Review: Backpropagation step by step

A quick note on MLP implementation using numpy.

MLP step by step

Here, we implement the forward and backward propagation for both one-layer and two-layer Multi-Layer Perceptrons (MLP) using numpy. The formulas for forward and backward propagation are provided along with the corresponding Python code.

1. One-Layer MLP

Forward Propagation

Given:

$X$ is the input matrix of shape $(m, n)$ , where $m$ is the number of samples, and $n$ is the number of input features.
$W$ is the weight matrix of shape $(n, 1)$ .
$b$ is the bias term of shape $(1, 1)$ .

Forward Pass Formula:

$Z = XW + b$ $A = \sigma(Z)$

Where:

$\sigma$ is the sigmoid activation function: $\sigma(x) = \frac{1}{1 + e^{-x}}$ .

Code:

import numpy as np

def sigmoid(x):
    return 1 / (1 + np.exp(-x))

def sigmoid_derivative(x):
    return x * (1 - x)

class OneLayerMLP:
    def __init__(self, input_size, output_size):
        # Initialize weights and biases
        self.weights = np.random.randn(input_size, output_size)  # Input to output weights
        self.bias = np.zeros((1, output_size))  # Bias

    def forward(self, X):
        # Forward pass
        self.X = X
        self.Z = np.dot(X, self.weights) + self.bias  # Z = X * W + b
        self.A = sigmoid(self.Z)  # Activation function output
        return self.A

Backward Propagation

Loss Function: Mean Squared Error (MSE):

$L = \frac{1}{2m} \sum_{i=1}^m (y^{(i)} - \hat{y}^{(i)})^2$

Where:

$\hat{y}$ is the predicted output from the network.

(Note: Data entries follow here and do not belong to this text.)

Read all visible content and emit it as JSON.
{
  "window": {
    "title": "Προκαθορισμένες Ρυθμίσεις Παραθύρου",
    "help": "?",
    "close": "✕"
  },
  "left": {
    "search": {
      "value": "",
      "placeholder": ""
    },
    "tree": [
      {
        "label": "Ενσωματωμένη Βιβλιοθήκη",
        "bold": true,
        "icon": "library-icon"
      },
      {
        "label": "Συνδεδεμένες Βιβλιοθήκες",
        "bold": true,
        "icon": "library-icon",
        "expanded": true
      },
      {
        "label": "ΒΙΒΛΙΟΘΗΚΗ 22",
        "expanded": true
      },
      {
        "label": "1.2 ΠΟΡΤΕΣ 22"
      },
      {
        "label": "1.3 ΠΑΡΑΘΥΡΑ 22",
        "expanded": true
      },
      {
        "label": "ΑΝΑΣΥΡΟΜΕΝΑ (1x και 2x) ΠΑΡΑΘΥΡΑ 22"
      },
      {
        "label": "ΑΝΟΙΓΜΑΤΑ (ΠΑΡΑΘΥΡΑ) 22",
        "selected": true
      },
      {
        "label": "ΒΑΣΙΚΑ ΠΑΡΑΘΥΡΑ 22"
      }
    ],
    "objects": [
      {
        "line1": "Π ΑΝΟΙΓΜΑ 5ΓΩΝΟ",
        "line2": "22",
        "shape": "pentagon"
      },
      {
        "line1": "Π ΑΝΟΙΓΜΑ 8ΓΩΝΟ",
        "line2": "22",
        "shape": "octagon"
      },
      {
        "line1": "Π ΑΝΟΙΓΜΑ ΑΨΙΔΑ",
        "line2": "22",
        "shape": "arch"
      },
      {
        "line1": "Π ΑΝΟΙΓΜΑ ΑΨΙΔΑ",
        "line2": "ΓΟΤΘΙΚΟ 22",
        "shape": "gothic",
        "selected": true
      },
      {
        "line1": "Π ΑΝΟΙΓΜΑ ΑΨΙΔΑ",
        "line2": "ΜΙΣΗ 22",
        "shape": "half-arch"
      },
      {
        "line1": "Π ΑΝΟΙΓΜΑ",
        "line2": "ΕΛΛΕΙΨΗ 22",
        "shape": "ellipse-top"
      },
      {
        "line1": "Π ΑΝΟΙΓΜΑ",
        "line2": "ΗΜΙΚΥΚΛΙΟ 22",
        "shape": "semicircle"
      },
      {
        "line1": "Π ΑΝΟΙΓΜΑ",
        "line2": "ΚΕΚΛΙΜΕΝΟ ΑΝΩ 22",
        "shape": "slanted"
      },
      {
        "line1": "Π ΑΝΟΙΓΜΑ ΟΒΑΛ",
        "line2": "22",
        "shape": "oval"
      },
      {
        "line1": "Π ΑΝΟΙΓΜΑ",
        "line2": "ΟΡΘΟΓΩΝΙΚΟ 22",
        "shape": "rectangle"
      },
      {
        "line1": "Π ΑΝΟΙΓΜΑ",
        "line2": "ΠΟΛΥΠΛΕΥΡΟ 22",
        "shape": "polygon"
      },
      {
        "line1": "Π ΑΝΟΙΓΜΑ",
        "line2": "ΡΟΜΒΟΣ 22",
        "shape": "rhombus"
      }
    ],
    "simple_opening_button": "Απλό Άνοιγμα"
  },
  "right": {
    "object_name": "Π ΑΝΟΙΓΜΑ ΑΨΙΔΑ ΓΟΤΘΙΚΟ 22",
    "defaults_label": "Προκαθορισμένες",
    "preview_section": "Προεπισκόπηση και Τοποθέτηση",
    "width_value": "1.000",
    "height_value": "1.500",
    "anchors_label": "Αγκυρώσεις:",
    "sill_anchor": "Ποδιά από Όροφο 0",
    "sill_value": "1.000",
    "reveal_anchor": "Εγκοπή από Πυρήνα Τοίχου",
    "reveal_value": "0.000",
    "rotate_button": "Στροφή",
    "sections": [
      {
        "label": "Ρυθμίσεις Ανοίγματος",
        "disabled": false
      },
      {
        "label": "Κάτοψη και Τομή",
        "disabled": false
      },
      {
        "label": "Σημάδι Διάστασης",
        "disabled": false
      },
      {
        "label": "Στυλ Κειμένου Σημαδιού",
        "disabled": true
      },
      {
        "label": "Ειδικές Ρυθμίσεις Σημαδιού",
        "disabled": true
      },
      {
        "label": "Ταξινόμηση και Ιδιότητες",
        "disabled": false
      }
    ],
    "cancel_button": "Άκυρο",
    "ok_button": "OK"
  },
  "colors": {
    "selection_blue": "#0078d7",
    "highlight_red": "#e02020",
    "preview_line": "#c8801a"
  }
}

Gradient of Loss with Respect to Output:

$\frac{\partial L}{\partial A} = \frac{1}{m} (A - Y)$

Gradient with Respect to $Z$ :

$\frac{\partial L}{\partial Z} = \frac{\partial L}{\partial A} \cdot \sigma'(Z) = (A - Y) \cdot A \cdot (1 - A)$

Gradient with Respect to Weights and Bias:

$\frac{\partial L}{\partial W} = \frac{1}{m} X^T \cdot \frac{\partial L}{\partial Z}$ $\frac{\partial L}{\partial b} = \frac{1}{m} \sum_{i=1}^m \frac{\partial L}{\partial Z}$

Weight and Bias Update:

$W = W - \eta \cdot \frac{\partial L}{\partial W}$ $b = b - \eta \cdot \frac{\partial L}{\partial b}$

Where $\eta$ is the learning rate.

Code:

def mean_squared_error_derivative(y_true, y_pred):
    return y_pred - y_true

class OneLayerMLP:
    def __init__(self, input_size, output_size):
        self.weights = np.random.randn(input_size, output_size)
        self.bias = np.zeros((1, output_size))

    def forward(self, X):
        self.X = X
        self.Z = np.dot(X, self.weights) + self.bias
        self.A = sigmoid(self.Z)
        return self.A

    def backward(self, Y, learning_rate=0.1):
        m = Y.shape[0]
        
        # Gradient for output layer
        dA = mean_squared_error_derivative(Y, self.A)
        dZ = dA * sigmoid_derivative(self.A)
        
        # Gradients for weights and bias
        dW = np.dot(self.X.T, dZ) / m
        db = np.sum(dZ, axis=0, keepdims=True) / m
        
        # Update weights and bias
        self.weights -= learning_rate * dW
        self.bias -= learning_rate * db
        
        loss = np.mean((Y - self.A) ** 2)  # MSE loss
        return loss

2. Two-Layer MLP

Forward Propagation

For a two-layer MLP, the architecture consists of:

Input layer: $X$
Hidden layer: with weights $W_1$ and bias $b_1$
Output layer: with weights $W_2$ and bias $b_2$

First Layer (Input to Hidden Layer):

$Z_1 = X W_1 + b_1$ $A_1 = \sigma(Z_1)$

Second Layer (Hidden to Output Layer):

$Z_2 = A_1 W_2 + b_2$ $A_2 = \sigma(Z_2)$

Where $A_2$ is the final output.

Code:

class TwoLayerMLP:
    def __init__(self, input_size, hidden_size, output_size):
        self.W1 = np.random.randn(input_size, hidden_size)  # Input to hidden weights
        self.b1 = np.zeros((1, hidden_size))  # Hidden layer bias
        self.W2 = np.random.randn(hidden_size, output_size)  # Hidden to output weights
        self.b2 = np.zeros((1, output_size))  # Output layer bias

    def forward(self, X):
        self.X = X
        self.Z1 = np.dot(X, self.W1) + self.b1  # Hidden layer linear output
        self.A1 = sigmoid(self.Z1)  # Hidden layer activation
        self.Z2 = np.dot(self.A1, self.W2) + self.b2  # Output layer linear output
        self.A2 = sigmoid(self.Z2)  # Output layer activation
        return self.A2

Backward Propagation

We compute the gradients of the loss with respect to weights and biases for both layers.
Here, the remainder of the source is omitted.